C'était peut-être idéal pour une promenade. Personnellement, je préférerais faire une sieste. Une sieste quotidienne, bien sûr.
« La cause doit se trouver plus en amont, semble-t-il. »
« Eh bien, si le problème est dans ce secteur, les employés pourraient s'en charger sans difficulté. »
« Oui. En haut, il y a des monstres, donc peu de gens y pénètrent. Allez, on y va, vous deux! En route vers le sommet! La source thermale nous attend! »
... Elle est vraiment imperturbable tant qu'il n'y a pas de soleil direct, n'est-ce pas.
Le soleil commençait à décliner, mais il était bel et bien présent dans le ciel. Pourtant, Satsuki-san, qui marchait devant nous, ne semblait pas du tout souffrir de la lumière.
Elle utilisait un parapluie japonais pour se protéger, mais ce n'était là que la limite de son désagrément. Loin de souffrir, elle était la plus enthousiaste de nous trois.
À l'ombre de son parapluie, ses longs cheveux noirs ondulaient doucement alors qu'elle marquait le rythme en marchant. Elle ressemblait à un enfant s'amusant sous la pluie, créant un contraste frappant avec son allure sensuelle.
Toutefois, compte tenu de sa personnalité, cela lui allait plutôt bien. On ne pouvait pas dire qu'elle manquait d'entrain.
« N'empêchant, c'est vraiment un vampire capable de marcher en plein soleil. Je suis impressionnée, Satsuki-chan. »
Satsuki-san s'est retournée avec un mouvement fluide pour m'adresser la parole.
Elle semblait aussi s'interroger sur ma constitution. Puisqu'elle m'avait parlé, je lui ai répondu.
« C'est vrai. Il paraît que c'est rare. »
« Loin d'être rare, c'est un individu que l'on ne trouve que dans les légendes. On pourrait presque nous croire des démons ou des elfes. »
Uniquement dans les légendes, hein.
Si je me souviens bien, Felnot-san avait dit quelque chose de similaire. Ce n'est sans doute pas parce que les personnes ayant une poitrine généreuse se ressemblent dans leurs propos.
Toutes les personnes que j'ai rencontrées jusqu'à présent ont été surprises, sans exception ; il est donc probable que mon existence soit pour eux un mythe. Un conte de fées pour les habitants d'un monde fantastique. C'est assez complexe.
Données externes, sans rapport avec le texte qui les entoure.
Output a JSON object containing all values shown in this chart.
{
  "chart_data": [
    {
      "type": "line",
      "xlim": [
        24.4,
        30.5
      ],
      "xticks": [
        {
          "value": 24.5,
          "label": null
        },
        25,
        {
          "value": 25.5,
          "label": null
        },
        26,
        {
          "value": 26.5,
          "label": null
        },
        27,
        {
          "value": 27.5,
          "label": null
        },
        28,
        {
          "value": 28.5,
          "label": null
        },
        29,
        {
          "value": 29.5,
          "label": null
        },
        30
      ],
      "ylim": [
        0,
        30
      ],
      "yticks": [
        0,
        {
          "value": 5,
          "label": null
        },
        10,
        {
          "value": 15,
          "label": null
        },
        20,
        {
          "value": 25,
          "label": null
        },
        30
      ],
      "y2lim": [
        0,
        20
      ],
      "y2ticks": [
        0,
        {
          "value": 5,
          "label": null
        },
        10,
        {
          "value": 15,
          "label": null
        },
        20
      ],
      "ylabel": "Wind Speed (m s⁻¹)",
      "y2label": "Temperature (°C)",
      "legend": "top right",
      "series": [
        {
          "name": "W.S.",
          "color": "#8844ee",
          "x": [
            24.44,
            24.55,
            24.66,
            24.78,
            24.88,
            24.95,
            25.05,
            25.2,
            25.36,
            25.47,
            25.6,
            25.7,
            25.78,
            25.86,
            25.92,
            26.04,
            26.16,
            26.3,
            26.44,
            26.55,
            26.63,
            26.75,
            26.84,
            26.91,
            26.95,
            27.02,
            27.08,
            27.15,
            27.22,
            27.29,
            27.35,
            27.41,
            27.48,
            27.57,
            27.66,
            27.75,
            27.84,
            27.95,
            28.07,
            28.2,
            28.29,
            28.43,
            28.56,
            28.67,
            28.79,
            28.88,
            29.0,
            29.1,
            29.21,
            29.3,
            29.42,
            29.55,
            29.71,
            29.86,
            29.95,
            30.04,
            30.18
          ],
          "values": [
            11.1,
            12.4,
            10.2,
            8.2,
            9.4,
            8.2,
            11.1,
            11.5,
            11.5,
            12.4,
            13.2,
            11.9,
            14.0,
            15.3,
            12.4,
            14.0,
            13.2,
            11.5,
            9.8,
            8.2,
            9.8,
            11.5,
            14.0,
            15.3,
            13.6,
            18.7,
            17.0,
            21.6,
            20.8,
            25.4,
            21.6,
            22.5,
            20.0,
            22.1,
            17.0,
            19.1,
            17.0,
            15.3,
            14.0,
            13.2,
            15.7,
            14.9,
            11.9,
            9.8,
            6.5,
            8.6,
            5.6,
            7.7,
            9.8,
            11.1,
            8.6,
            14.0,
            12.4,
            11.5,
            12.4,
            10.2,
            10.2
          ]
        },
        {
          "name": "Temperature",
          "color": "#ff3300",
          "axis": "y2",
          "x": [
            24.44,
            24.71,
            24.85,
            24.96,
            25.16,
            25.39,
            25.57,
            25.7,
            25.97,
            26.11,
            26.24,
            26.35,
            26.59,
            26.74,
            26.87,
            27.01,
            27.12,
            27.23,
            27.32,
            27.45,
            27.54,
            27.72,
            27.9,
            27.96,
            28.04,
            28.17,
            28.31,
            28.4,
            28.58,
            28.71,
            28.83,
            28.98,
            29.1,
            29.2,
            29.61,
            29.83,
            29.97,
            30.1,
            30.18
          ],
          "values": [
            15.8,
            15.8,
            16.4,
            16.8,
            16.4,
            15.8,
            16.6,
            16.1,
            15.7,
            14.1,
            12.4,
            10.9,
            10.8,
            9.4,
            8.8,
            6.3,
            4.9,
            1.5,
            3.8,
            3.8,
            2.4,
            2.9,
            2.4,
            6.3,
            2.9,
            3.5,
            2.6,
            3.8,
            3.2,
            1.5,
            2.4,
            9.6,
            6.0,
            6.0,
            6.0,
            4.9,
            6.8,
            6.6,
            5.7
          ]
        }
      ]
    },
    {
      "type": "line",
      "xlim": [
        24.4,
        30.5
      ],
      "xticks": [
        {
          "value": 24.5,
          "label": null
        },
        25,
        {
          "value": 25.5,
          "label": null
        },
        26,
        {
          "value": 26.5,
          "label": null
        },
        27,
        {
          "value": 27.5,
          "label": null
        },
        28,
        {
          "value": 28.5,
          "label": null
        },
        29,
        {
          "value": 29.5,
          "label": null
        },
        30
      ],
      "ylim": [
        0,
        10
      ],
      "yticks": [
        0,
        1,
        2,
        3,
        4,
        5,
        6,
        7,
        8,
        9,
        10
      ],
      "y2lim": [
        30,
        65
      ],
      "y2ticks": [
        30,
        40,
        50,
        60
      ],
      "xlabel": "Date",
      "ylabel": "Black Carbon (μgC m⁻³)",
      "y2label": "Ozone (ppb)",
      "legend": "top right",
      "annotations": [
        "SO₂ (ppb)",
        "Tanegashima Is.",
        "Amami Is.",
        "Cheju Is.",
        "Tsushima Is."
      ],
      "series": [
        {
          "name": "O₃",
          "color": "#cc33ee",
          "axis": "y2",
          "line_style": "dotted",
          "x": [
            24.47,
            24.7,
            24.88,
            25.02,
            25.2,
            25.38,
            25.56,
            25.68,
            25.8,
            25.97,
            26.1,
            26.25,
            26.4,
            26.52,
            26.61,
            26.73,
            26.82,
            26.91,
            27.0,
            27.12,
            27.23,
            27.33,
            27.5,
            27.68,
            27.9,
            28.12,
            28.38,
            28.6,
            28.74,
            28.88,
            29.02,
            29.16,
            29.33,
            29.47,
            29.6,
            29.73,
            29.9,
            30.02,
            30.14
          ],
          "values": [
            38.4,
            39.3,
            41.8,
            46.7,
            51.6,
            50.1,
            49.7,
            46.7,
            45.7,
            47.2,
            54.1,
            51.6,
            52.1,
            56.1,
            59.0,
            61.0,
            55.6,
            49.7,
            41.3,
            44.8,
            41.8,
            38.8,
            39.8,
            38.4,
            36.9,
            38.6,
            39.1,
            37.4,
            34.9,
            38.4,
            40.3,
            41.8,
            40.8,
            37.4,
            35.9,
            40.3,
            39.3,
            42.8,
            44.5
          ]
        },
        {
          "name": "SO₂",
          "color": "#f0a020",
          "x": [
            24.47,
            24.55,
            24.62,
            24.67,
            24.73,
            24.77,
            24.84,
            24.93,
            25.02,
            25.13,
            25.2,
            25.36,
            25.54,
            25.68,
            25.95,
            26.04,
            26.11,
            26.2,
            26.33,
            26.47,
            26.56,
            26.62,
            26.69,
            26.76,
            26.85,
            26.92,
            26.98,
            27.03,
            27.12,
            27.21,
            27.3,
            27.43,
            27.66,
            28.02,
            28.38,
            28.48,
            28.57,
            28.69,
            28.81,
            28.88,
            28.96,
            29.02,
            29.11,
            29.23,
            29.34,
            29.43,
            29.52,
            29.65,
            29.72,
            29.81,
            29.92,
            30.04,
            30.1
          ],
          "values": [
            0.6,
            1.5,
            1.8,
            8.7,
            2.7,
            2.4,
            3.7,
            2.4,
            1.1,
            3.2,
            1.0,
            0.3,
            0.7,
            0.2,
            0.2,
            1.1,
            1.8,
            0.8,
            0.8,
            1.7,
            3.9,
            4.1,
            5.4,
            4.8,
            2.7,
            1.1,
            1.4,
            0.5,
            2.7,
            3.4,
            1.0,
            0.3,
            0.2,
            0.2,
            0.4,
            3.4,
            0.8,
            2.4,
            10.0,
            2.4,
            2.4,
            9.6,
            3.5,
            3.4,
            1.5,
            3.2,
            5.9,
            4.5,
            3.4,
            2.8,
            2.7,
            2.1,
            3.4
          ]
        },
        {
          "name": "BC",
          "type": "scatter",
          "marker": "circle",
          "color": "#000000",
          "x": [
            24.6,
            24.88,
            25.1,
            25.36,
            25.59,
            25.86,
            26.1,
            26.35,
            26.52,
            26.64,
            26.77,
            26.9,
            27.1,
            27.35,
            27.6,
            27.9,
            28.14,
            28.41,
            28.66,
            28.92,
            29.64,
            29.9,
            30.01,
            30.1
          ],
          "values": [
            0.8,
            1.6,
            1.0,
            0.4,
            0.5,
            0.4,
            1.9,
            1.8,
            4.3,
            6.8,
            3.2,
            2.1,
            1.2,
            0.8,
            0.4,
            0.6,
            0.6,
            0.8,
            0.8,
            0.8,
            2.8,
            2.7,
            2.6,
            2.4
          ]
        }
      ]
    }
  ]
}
« Satsuki-san, vous ne supportez pas le contact direct du soleil, n'est-ce pas? »
« Je ne dirais pas que je deviens de la cendre, mais je perds mes capacités assez rapidement. Si j'étais exposée en plein soleil, je mourrais en une journée. »
Même si Satsuki-san semble marcher tranquillement dehors, la lumière directe du soleil semble être fatale.
Les vampires sont extrêmement vulnérables à la lumière du soleil. Il semble que ce soit le cas aussi bien dans mon ancien monde que dans celui-ci.
Malgré les différences entre les mondes, les principes fondamentaux — boire du sang et être des habitants de la nuit — restent inchangés.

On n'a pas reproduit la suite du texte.